Mankind have a great aversion to intellectual labor; but even supposing knowledge to be easily attainable, more people would be content to be ignorant than would take even a little trouble to acquire it.
- Samuel Johnson
May 22nd, 2004, 01:57 PM
I wouldnt recommend deleting any .dll files. DLL files are used to run an application at startup. If you delete a .DLL (Dynamic link library) file that application might not function properly. If you do decide to delete system32.dll make sure to back your system up first. I also went to my favorite site google http://www.google.com/microsoft?hq=m...ystem32.dll%27
did a search on this check out the results. Hope this helps, Computernerd22
May 22nd, 2004, 02:08 PM
Here's an advice to all of you...some of you may already be doing this:
Know your computer and all the programs that run in it when you restart the PC. Hell take a screenshot if you have to. Every once in a while, press CTRL-ALT-Delete and see if there's anything extra running. There's a ton of free programs on the net that give you details of the programs that are running in your process viewer. If you think you got hit by spyware, Close your browser, press CTRL-ALT-Delete and kill the spyware processes. THen find the folder where it is located and delete all you can...sometimes a few files will be writte protected. Then run the necessarily tools to remove the registries and the remainder of the files. If your browser got hijacked, DO NOT OPEN your Internet Explorer. Right click on its link, go to properties and make sure your home page is set to something like google...and not some god forsaken link...or you'll have to start all over again. Sometimes you might have to boot in safe mode to remove all the files.

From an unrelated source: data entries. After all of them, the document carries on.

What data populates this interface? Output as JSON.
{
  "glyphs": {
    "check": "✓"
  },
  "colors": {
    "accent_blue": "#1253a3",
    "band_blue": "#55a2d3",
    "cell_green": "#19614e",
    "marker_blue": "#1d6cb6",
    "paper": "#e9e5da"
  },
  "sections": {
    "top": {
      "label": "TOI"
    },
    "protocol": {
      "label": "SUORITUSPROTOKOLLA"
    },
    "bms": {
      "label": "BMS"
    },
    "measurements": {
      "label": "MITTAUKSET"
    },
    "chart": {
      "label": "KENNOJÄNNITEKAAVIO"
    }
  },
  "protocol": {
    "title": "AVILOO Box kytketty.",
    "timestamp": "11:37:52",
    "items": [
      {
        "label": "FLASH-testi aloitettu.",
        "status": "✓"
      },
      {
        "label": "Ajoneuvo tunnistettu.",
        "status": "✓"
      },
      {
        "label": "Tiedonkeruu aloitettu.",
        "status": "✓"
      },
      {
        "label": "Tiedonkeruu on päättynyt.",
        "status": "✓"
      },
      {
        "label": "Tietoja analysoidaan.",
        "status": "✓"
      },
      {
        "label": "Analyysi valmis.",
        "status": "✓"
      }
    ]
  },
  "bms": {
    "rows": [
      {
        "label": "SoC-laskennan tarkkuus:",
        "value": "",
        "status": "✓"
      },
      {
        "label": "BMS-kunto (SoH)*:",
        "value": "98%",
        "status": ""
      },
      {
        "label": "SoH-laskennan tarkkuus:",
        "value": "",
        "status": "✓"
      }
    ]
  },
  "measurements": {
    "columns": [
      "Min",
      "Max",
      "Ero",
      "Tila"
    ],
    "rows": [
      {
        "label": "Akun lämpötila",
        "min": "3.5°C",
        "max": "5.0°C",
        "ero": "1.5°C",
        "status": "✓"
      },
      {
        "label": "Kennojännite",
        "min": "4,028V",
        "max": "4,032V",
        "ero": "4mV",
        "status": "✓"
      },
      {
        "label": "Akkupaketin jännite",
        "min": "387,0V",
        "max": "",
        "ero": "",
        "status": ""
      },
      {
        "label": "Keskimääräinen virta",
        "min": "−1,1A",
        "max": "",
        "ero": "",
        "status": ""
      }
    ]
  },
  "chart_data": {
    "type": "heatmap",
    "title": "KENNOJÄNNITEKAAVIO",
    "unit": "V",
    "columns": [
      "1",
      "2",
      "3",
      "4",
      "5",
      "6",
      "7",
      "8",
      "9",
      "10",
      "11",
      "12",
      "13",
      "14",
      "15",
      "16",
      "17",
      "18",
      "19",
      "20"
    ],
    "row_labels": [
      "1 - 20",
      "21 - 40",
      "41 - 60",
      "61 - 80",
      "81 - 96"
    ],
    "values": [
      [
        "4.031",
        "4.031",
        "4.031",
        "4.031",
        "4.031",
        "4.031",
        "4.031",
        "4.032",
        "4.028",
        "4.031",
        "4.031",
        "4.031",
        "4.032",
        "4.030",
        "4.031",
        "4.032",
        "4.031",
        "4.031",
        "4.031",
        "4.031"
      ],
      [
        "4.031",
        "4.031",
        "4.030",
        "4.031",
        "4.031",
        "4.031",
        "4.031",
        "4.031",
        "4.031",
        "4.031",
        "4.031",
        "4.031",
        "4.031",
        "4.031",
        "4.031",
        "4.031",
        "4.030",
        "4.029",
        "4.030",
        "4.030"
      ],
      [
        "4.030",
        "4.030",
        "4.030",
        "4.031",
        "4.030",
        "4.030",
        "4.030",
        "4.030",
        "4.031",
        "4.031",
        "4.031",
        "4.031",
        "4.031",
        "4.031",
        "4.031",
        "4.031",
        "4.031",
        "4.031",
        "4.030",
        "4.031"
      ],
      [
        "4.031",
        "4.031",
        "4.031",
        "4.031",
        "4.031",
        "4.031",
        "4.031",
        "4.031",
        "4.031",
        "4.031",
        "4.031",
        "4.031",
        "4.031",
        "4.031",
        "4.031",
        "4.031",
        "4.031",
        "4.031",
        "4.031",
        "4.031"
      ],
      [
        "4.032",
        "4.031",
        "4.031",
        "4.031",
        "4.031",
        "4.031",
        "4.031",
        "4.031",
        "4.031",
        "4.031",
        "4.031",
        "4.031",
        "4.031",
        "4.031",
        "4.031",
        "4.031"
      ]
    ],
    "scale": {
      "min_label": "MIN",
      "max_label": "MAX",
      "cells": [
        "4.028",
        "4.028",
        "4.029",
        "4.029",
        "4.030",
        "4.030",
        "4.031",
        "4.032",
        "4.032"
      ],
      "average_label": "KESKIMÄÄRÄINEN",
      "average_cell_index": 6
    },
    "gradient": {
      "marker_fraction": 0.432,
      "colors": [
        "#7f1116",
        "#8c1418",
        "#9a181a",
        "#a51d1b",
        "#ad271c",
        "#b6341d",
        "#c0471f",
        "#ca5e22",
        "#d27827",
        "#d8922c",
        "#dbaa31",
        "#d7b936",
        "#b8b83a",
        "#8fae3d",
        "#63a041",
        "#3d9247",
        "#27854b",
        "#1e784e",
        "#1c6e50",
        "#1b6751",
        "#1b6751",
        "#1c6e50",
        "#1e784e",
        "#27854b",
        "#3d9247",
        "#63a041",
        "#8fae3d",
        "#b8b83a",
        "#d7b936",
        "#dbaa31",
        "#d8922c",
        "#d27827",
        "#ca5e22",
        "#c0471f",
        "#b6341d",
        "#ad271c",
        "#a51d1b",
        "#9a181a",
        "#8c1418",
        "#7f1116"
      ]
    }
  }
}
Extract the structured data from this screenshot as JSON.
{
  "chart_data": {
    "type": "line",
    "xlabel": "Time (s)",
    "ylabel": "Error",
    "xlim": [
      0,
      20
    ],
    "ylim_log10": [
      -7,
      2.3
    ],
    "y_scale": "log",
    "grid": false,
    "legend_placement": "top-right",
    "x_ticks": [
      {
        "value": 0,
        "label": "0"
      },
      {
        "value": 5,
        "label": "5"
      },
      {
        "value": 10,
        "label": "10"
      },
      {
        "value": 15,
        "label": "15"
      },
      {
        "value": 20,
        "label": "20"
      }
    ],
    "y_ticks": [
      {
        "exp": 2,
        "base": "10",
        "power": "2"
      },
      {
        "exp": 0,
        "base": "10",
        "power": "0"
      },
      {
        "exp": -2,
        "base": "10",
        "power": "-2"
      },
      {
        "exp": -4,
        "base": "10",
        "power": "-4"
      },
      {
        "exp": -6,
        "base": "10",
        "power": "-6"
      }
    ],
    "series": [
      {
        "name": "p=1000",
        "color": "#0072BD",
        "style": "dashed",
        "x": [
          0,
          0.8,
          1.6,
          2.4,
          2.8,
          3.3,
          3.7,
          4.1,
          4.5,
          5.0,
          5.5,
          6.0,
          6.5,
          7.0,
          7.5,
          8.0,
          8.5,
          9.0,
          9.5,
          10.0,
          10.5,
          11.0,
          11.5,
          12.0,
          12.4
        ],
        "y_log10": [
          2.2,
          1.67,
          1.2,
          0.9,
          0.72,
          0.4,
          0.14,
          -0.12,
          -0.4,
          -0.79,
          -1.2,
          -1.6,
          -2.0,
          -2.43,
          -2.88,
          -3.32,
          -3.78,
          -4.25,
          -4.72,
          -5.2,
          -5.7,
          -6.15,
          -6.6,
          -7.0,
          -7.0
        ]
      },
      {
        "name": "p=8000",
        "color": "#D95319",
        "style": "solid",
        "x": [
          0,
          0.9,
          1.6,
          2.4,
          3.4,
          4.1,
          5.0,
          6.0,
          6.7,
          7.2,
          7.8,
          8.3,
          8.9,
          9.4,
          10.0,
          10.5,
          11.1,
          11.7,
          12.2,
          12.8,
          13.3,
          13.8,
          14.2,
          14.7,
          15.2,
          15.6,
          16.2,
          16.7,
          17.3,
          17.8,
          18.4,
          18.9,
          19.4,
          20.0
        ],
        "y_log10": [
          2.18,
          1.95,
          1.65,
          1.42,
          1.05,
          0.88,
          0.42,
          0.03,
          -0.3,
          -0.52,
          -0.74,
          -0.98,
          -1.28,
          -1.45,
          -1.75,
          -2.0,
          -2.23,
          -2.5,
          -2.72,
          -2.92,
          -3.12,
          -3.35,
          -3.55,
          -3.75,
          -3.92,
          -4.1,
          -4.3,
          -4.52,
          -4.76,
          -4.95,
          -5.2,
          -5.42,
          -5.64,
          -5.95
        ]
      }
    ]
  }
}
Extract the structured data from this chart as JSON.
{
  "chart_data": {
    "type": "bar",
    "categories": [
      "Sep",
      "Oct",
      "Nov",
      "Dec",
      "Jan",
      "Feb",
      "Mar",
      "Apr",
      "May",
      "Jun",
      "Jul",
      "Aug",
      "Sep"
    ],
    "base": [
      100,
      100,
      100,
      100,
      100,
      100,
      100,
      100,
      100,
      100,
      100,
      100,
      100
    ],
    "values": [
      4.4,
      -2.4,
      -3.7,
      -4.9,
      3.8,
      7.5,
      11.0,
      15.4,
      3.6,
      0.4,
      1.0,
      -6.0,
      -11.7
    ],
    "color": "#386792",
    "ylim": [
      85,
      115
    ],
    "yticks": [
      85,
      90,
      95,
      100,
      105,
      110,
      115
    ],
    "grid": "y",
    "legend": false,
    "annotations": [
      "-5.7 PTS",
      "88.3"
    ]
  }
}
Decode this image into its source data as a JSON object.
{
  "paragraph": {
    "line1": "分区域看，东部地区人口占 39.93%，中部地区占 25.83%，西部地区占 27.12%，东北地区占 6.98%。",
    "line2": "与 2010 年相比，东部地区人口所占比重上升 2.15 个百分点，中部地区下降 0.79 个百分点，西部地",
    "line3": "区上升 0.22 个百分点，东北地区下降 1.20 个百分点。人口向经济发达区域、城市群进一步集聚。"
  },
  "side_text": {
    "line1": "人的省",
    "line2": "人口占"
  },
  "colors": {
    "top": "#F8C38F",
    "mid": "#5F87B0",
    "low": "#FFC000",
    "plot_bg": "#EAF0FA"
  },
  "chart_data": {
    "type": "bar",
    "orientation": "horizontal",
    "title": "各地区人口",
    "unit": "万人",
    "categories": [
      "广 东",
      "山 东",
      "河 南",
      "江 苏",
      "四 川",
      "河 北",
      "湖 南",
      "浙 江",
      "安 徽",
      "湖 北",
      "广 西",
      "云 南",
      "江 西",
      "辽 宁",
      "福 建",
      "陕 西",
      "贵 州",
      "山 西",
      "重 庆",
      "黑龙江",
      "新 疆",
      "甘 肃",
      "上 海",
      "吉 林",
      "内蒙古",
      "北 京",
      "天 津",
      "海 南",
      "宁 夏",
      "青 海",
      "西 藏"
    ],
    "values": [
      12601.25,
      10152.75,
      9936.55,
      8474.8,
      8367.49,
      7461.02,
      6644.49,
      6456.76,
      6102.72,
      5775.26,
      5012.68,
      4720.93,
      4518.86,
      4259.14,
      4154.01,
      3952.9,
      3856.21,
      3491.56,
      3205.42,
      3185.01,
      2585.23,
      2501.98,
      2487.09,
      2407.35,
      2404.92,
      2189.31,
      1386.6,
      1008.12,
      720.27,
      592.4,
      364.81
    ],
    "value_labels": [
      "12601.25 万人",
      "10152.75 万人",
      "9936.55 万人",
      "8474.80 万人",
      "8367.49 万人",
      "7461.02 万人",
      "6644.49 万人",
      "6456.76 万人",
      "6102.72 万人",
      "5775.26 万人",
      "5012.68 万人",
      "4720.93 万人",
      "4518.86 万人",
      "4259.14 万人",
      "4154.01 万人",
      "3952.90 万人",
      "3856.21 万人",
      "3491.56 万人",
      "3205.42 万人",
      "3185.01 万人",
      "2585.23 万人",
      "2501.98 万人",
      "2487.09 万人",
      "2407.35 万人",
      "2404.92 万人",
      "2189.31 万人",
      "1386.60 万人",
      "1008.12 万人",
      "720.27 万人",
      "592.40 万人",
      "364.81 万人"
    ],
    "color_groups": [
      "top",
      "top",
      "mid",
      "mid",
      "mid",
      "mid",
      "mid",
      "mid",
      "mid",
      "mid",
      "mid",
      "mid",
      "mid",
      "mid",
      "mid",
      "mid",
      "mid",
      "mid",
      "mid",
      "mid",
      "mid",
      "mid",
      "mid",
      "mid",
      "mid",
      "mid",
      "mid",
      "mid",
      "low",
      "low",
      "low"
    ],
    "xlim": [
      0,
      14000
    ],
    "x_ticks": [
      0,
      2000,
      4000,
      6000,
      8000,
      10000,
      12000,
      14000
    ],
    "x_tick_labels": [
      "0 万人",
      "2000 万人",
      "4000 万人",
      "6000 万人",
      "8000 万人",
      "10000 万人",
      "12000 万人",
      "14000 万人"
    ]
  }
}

Know your computer, Know what processes are running in it at any time, and know what each folder in your C:\ and in your C:\Program Files are. Not all spyware will name themselves as bluntly as BonziBuddy, or BargainBuddy...sometimes you might find a folder thats called Configuration and you'll think its a windows folder. Every once in a while go through your C and your program files folders and see what doesn't belong there. A lot of games, when you uninstall them, will also leave a folder with few files behind, such as save files, usernames, and user profiles. Delete those, it wont clean up much space but make it easier for you to be aware of what folders belong there.
May 22nd, 2004, 02:20 PM
Just one point and a question...jksearch is a browser hijacker that creates the system32.dll. If you look back through the log, you'll notice that it doesn't show up anywhere....so how did meeeeee know it was there? Because meeeeeee knows if jksearch shows up, then system32.dll is there, and if you don't get rid of it, it's going to keep coming back.
As has been stated, system32.dll is not a valid system file.
Computernerd, I'm sure I'm completely missing your point (sleep deprivation I suspect)...I looked through some of those links you found. You're right, in some cases system32.dll is called, but look at the context (for example):
O4 - HKLM\..\Run: [system32.dll] C:\WINDOWS\system\sysdll32.exe
The actual file being run is sysdll32.exe, which in this case is Backdoor.G_Door.c. Nowhere in any of those (and if I missed it, please point them out..I am often wrong, and I expect I will be wrong again ) does it say system32.dll is valid.
No legitimate system file ever shows up in the 04 class. In fact, one of the logs I just looked at completely missed the example above, and declared the log clean.
2nd edit: Do apostrophes work the same as quotation marks in Google? I didn't think they do??!